Ask the Expert about the Latest Myeloma News

Andrew Schorr:

Yes, I think that's great advice. That's what I did in my leukemia, and it gave me a lot more confidence, and I think my community oncologist really appreciated it and appreciated the connection with a specialist in my illness because my community oncologist had to worry about colon cancer, breast cancer, and prostate cancer, everything, and so I think he appreciated the connection with a specialist. The way it worked out for me, and it might for you our listeners and certainly people who are newly diagnosed is, a myeloma specialist like Dr. Lonial, if you have a consultation with them, may in the end make a recommendation that can be a blueprint for your care with the new landscape in myeloma treatment and then hopefully with the concurrence of your local specialist. It's not to put them down; it's with a great deal of respect. They may be sort of the general contractor. They may be delivering the care according to a plan that was recommended by a myeloma specialist, and then that relationship, that dialogue continues really over the rest of your life, and I think that's very valuable.

Dr. Lonial, just a couple of other questions. I don't want to beat a dead horse, but there's been debate on our programs before depending upon who the practitioner is who has been on, and you've been part of that, the role of transplant now. I know some of the studies came out and talked about how to make transplant more effective. So what's your view at Emory now about the role of transplant? Still very valid and are there now drugs to help it be better?

Dr. Lonial:

I think that, to answer the second question first: Are there drugs to help it be better? We actually have an ongoing phase-II trial combining bortezomib or Velcade with high-dose melphalan and have shown a very high response rate for patients who essentially did not have a good response to their initial induction therapy. So I think that there are ways to enhance the efficacy of high-dose therapy by using novel drugs either as part of the induction or as part of actual transplant maneuver itself.
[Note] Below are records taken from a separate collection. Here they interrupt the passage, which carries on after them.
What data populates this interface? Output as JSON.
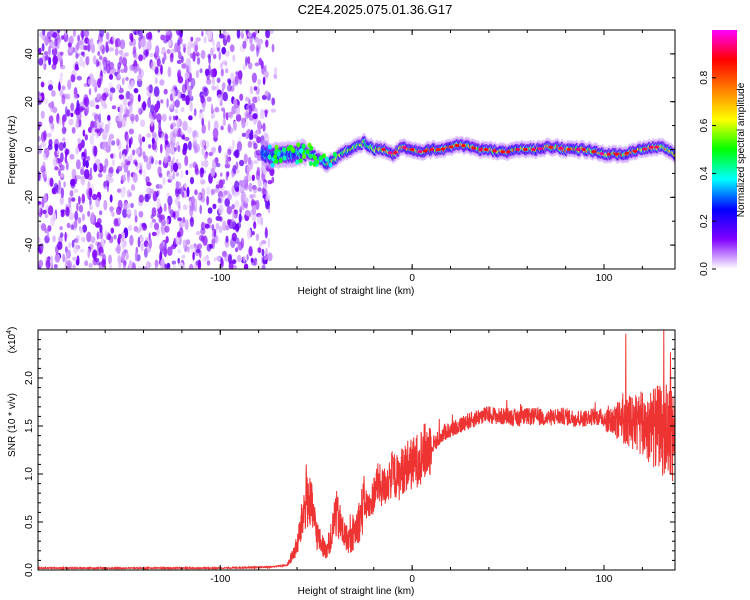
{
  "title": "C2E4.2025.075.01.36.G17",
  "chart_data": [
    {
      "type": "heatmap",
      "title": "C2E4.2025.075.01.36.G17",
      "xlabel": "Height of straight line (km)",
      "ylabel": "Frequency (Hz)",
      "xlim": [
        -195,
        137
      ],
      "ylim": [
        -50,
        50
      ],
      "x_ticks": [
        -100,
        0,
        100
      ],
      "y_ticks": [
        -40,
        -20,
        0,
        20,
        40
      ],
      "x_tick_labels": [
        "-100",
        "0",
        "100"
      ],
      "y_tick_labels": [
        "-40",
        "-20",
        "0",
        "20",
        "40"
      ],
      "colorbar": {
        "label": "Normalized spectral amplitude",
        "range": [
          0,
          1
        ],
        "ticks": [
          0.0,
          0.2,
          0.4,
          0.6,
          0.8
        ],
        "tick_labels": [
          "0.0",
          "0.2",
          "0.4",
          "0.6",
          "0.8"
        ],
        "colormap": [
          "#ffffff",
          "#8000ff",
          "#0000ff",
          "#00ffff",
          "#00ff00",
          "#ffff00",
          "#ff8000",
          "#ff0000",
          "#ff00ff"
        ]
      },
      "noise_region": {
        "x": [
          -195,
          -75
        ],
        "y": [
          -50,
          50
        ]
      },
      "signal_track": {
        "x": [
          -75,
          -65,
          -55,
          -45,
          -40,
          -35,
          -30,
          -25,
          -20,
          -15,
          -10,
          -5,
          0,
          5,
          10,
          15,
          20,
          25,
          30,
          35,
          40,
          45,
          50,
          55,
          60,
          65,
          70,
          75,
          80,
          85,
          90,
          95,
          100,
          105,
          110,
          115,
          120,
          125,
          130,
          137
        ],
        "y": [
          -3,
          -2,
          -1,
          -6,
          -4,
          -1,
          1,
          3,
          0,
          0,
          -2,
          1,
          0,
          -1,
          0,
          0,
          1,
          2,
          1,
          0,
          0,
          -1,
          -1,
          0,
          0,
          0,
          1,
          1,
          0,
          0,
          0,
          -1,
          -2,
          -2,
          -2,
          -1,
          0,
          1,
          1,
          -2
        ]
      }
    },
    {
      "type": "line",
      "xlabel": "Height of straight line (km)",
      "ylabel": "SNR (10 * v/v)",
      "y_scale_label": "(x10",
      "y_scale_exponent": "4",
      "y_scale_suffix": ")",
      "xlim": [
        -195,
        137
      ],
      "ylim": [
        0,
        2.5
      ],
      "x_ticks": [
        -100,
        0,
        100
      ],
      "y_ticks": [
        0.0,
        0.5,
        1.0,
        1.5,
        2.0
      ],
      "x_tick_labels": [
        "-100",
        "0",
        "100"
      ],
      "y_tick_labels": [
        "0.0",
        "0.5",
        "1.0",
        "1.5",
        "2.0"
      ],
      "color": "#ee3333",
      "series": [
        {
          "x": [
            -195,
            -150,
            -100,
            -75,
            -65,
            -60,
            -57,
            -55,
            -52,
            -50,
            -48,
            -45,
            -42,
            -40,
            -37,
            -35,
            -32,
            -30,
            -27,
            -25,
            -22,
            -20,
            -18,
            -15,
            -12,
            -10,
            -7,
            -5,
            -2,
            0,
            3,
            5,
            8,
            10,
            13,
            15,
            18,
            20,
            23,
            25,
            28,
            30,
            35,
            40,
            45,
            50,
            55,
            60,
            65,
            70,
            75,
            80,
            85,
            90,
            95,
            100,
            105,
            110,
            115,
            120,
            125,
            130,
            137
          ],
          "y": [
            0.02,
            0.02,
            0.02,
            0.03,
            0.05,
            0.25,
            0.55,
            0.8,
            0.6,
            0.4,
            0.3,
            0.2,
            0.35,
            0.6,
            0.45,
            0.35,
            0.3,
            0.4,
            0.55,
            0.7,
            0.65,
            0.8,
            0.9,
            0.85,
            0.95,
            1.0,
            0.95,
            1.05,
            1.1,
            1.1,
            1.15,
            1.2,
            1.25,
            1.3,
            1.35,
            1.4,
            1.45,
            1.45,
            1.5,
            1.5,
            1.55,
            1.55,
            1.6,
            1.62,
            1.6,
            1.6,
            1.58,
            1.6,
            1.6,
            1.58,
            1.6,
            1.6,
            1.58,
            1.58,
            1.6,
            1.58,
            1.55,
            1.55,
            1.55,
            1.5,
            1.5,
            1.45,
            1.45
          ]
        }
      ]
    }
  ]
}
I think to answer the first question; there are a lot of emotional issues on both sides of the transplant issue. Should you have a transplant? If you go to one transplant meeting, the answer is yes for everybody. If you go to another meeting, you may hear everybody say, 'No, transplant has no role,' and I think that the answer is probably somewhere in between.

In our approach is that for young, well patients we will collect grafts on everybody, and the real question for us becomes when do we transplant? Do we transplant early on in the setting of first remission, or do we transplant in the setting of first relapse, early on in first relapse? And are there subsets of patients for whom high-dose therapy may not offer much of a benefit at all, and that's something we didn't know five and ten years ago when a lot of these studies were done, but I think we're identifying potentially cytogenetic subsets of patients that don't seem to gain a lot of benefit from high-dose therapy as well as cytogenetic and FISH subsets of patients that may actually gain a lot of benefit from high-dose therapy and autologous transplant.

So I think it's a moving target, and if you hear, and I'm always a little cautious of people that are too much on one extreme or the other; no, it has no role; or yes, you have to do it for absolutely everybody. I think that somewhere in the middle is probably the best way to look at it, and there's not a downside to collecting stem cells early on in the course of a patients disease so that you always have options later on.